NICOSIA, Cyprus -- Searching for a way out of a crippling financial crisis, officials in Cyprus on Wednesday pursued a new bailout strategy that could include a loan from Russia in exchange for natural gas leases and selling off assets from its most troubled banks.
Cyprus needs to come up with 5.8 billion euros ( $7.5 billion) on its own in order to secure 10 billion euros in rescue loans from international creditors. But the country's first plan to seize as much as 10 percent of people's bank accounts failed miserably. Now, officials are trying to limit the amount of money they need to take from customer's deposits.
The new "Plan B" could be voted on as early as today, three top government officials said.
The latest move came a day after lawmakers voted overwhelmingly against the earlier plan, a rejection that threw Cyprus' entire bailout into question. That raised the possibility that the nation's banks could collapse, the government would be unable to pay its bills, and Cyprus could be forced out of the euro.
That could roil global financial markets and endanger deposits in the country even more.
The new "Plan B" was described by three top government officials, who spoke on condition of anonymity because details of the proposal were not being released until party officials had a chance to review them at a meeting this morning. The plan could be voted on by Parliament as early as this evening, one official said.
The package includes a proposal to restructure Cyprus' heavily indebted second-largest lender, Laiki. The idea would be to isolate the bank's bad assets, which would be taken over by the government, from its good assets, which could be sold off to raise money. That strategy could also be applied to the country's biggest lender, Bank of Cyprus.
To avoid bank runs and give officials time to push through the package, the country's banks, which have been shuttered since Saturday, will remain closed for the rest of the week, said central bank spokeswoman Aliki Stylianou. Monday is a bank holiday, so banks will not reopen before Tuesday.

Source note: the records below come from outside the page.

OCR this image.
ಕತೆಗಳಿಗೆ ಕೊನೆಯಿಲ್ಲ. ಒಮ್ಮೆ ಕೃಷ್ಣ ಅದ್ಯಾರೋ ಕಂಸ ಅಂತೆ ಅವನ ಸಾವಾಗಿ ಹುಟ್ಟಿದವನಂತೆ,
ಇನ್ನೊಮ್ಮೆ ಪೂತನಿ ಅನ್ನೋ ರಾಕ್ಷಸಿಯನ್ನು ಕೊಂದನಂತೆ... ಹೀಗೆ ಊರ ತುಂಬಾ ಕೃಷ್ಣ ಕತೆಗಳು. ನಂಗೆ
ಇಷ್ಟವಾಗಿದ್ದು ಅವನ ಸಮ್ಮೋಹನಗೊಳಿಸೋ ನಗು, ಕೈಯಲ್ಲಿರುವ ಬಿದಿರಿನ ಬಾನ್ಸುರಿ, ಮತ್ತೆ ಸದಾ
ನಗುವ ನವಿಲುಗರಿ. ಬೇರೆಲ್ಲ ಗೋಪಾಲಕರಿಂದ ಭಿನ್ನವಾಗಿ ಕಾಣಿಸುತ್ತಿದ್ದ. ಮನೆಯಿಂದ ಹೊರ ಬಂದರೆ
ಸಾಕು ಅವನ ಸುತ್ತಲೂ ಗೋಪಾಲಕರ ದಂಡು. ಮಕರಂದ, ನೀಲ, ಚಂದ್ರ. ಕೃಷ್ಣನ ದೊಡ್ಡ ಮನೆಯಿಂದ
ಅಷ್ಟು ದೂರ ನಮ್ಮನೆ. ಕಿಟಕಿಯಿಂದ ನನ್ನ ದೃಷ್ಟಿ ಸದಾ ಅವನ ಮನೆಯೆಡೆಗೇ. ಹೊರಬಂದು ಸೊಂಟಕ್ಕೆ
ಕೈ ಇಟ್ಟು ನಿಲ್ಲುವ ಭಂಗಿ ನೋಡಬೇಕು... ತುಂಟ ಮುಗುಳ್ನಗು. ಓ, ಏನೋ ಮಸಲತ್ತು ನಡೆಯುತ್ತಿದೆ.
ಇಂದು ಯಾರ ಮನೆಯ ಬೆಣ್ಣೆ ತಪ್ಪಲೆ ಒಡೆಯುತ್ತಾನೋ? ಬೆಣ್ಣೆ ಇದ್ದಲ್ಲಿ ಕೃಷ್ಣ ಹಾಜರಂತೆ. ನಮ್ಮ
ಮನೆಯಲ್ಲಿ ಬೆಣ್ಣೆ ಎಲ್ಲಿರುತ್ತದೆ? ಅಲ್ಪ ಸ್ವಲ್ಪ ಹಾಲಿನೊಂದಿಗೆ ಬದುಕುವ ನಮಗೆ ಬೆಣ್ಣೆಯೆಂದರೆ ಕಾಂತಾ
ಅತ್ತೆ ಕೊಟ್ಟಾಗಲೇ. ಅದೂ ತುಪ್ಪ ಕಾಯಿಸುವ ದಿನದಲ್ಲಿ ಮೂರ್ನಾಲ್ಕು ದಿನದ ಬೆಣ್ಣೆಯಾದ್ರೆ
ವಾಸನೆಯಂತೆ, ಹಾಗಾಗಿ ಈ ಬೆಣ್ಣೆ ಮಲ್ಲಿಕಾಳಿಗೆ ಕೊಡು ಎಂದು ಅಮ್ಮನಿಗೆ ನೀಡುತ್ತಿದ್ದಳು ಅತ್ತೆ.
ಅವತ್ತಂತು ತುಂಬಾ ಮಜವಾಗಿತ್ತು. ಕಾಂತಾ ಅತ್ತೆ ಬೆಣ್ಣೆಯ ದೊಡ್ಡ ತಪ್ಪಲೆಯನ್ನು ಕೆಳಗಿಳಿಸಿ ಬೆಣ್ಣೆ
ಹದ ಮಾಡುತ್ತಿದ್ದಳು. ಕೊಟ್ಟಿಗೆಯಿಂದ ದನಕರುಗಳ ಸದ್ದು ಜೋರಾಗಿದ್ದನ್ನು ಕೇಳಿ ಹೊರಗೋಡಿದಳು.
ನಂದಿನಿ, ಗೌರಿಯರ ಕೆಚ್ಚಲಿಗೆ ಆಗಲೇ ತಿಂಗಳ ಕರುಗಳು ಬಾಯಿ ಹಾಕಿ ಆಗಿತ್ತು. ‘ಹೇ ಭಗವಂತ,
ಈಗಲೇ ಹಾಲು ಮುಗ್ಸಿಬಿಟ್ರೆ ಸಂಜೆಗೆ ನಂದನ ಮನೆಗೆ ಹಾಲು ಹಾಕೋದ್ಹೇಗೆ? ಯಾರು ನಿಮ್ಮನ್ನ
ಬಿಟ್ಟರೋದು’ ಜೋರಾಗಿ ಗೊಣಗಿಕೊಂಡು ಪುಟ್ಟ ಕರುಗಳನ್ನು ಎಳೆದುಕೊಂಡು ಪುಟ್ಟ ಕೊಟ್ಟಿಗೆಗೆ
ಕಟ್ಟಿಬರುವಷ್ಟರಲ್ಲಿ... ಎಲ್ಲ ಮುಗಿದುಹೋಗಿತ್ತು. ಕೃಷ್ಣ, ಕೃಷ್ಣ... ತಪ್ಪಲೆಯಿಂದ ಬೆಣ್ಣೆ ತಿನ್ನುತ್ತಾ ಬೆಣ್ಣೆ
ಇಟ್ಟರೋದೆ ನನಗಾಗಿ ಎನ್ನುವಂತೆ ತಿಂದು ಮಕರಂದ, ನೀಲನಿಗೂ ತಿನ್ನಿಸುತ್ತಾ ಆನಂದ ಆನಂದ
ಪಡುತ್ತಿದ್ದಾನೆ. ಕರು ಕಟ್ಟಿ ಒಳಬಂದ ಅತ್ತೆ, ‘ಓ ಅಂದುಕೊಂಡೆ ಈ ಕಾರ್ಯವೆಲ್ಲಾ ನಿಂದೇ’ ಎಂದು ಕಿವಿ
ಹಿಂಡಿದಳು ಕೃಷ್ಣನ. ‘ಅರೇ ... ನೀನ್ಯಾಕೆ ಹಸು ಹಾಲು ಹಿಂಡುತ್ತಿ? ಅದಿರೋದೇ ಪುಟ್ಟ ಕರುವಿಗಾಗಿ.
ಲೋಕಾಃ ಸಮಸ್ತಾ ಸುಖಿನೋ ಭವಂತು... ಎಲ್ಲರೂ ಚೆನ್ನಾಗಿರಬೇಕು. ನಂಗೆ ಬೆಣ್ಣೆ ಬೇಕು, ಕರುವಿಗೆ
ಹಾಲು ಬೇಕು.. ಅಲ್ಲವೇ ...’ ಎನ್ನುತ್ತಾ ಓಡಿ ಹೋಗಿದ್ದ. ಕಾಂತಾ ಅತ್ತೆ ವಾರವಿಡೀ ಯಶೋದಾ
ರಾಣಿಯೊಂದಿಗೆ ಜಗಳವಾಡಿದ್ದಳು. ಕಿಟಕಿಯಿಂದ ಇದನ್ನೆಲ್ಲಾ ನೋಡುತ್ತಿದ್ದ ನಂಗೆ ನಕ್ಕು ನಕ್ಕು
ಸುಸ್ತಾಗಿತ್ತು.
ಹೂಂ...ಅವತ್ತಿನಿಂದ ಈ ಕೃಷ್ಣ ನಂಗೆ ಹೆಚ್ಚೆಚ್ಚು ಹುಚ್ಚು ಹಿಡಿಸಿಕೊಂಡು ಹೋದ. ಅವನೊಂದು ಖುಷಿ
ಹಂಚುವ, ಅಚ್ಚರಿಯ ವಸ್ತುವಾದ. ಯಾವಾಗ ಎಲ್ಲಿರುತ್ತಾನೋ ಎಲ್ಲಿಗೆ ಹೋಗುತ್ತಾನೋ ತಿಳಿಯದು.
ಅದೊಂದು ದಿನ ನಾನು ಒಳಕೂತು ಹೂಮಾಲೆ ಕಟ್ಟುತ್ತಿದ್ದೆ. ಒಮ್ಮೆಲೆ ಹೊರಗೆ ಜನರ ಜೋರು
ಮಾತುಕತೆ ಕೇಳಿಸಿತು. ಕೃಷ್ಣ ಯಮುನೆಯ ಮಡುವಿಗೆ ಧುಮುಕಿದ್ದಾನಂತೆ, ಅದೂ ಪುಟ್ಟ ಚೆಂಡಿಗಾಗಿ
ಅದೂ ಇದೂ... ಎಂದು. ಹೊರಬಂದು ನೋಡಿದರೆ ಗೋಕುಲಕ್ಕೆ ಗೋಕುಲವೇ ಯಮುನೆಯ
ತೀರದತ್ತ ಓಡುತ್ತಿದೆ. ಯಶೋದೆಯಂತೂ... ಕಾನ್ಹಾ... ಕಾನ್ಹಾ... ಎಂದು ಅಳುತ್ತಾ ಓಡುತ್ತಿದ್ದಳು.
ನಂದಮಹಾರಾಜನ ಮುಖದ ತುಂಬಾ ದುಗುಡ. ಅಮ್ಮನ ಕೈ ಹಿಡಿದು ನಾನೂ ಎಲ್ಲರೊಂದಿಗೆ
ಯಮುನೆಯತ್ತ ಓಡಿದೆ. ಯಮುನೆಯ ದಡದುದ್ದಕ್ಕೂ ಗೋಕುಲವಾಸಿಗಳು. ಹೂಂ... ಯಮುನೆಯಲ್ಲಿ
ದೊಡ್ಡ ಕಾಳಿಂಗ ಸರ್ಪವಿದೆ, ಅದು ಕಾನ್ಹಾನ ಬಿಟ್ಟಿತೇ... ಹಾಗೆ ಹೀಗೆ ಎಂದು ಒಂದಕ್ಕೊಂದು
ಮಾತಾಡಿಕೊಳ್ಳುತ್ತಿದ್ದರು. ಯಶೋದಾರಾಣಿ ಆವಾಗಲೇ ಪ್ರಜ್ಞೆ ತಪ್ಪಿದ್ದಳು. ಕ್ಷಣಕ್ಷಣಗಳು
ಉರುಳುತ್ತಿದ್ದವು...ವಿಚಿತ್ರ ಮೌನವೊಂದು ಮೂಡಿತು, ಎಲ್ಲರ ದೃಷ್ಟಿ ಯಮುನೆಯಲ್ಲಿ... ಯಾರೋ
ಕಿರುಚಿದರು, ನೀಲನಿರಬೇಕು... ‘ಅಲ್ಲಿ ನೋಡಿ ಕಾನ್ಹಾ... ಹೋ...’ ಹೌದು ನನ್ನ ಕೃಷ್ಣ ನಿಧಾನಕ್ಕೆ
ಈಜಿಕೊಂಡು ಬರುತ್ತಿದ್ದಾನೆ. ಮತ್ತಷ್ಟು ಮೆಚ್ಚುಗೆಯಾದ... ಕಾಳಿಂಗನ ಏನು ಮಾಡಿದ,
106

Cyprus has turned to longtime ally Russia for help. Finance Minister Michalis Sarris was in Moscow on Wednesday to discuss aid options and vowed to remain there until he secured a pledge of support.
Nearly one-third of the total deposits in Cyprus' banks is believed to be held by Russians. The idea that authorities could dip directly into bank accounts had outraged Cypriots and Russians alike.
A Cypriot government official said the new proposal still includes some tax on deposits, but at a percentage far lower than initially proposed. The official said the EU had given Cyprus until Monday to offer an alternative, so speed was of the essence. The European Union and Germany, in particular, long have argued that they should not have to ask their own taxpayers to contribute to bailing out a nation when Russian oligarchs would benefit.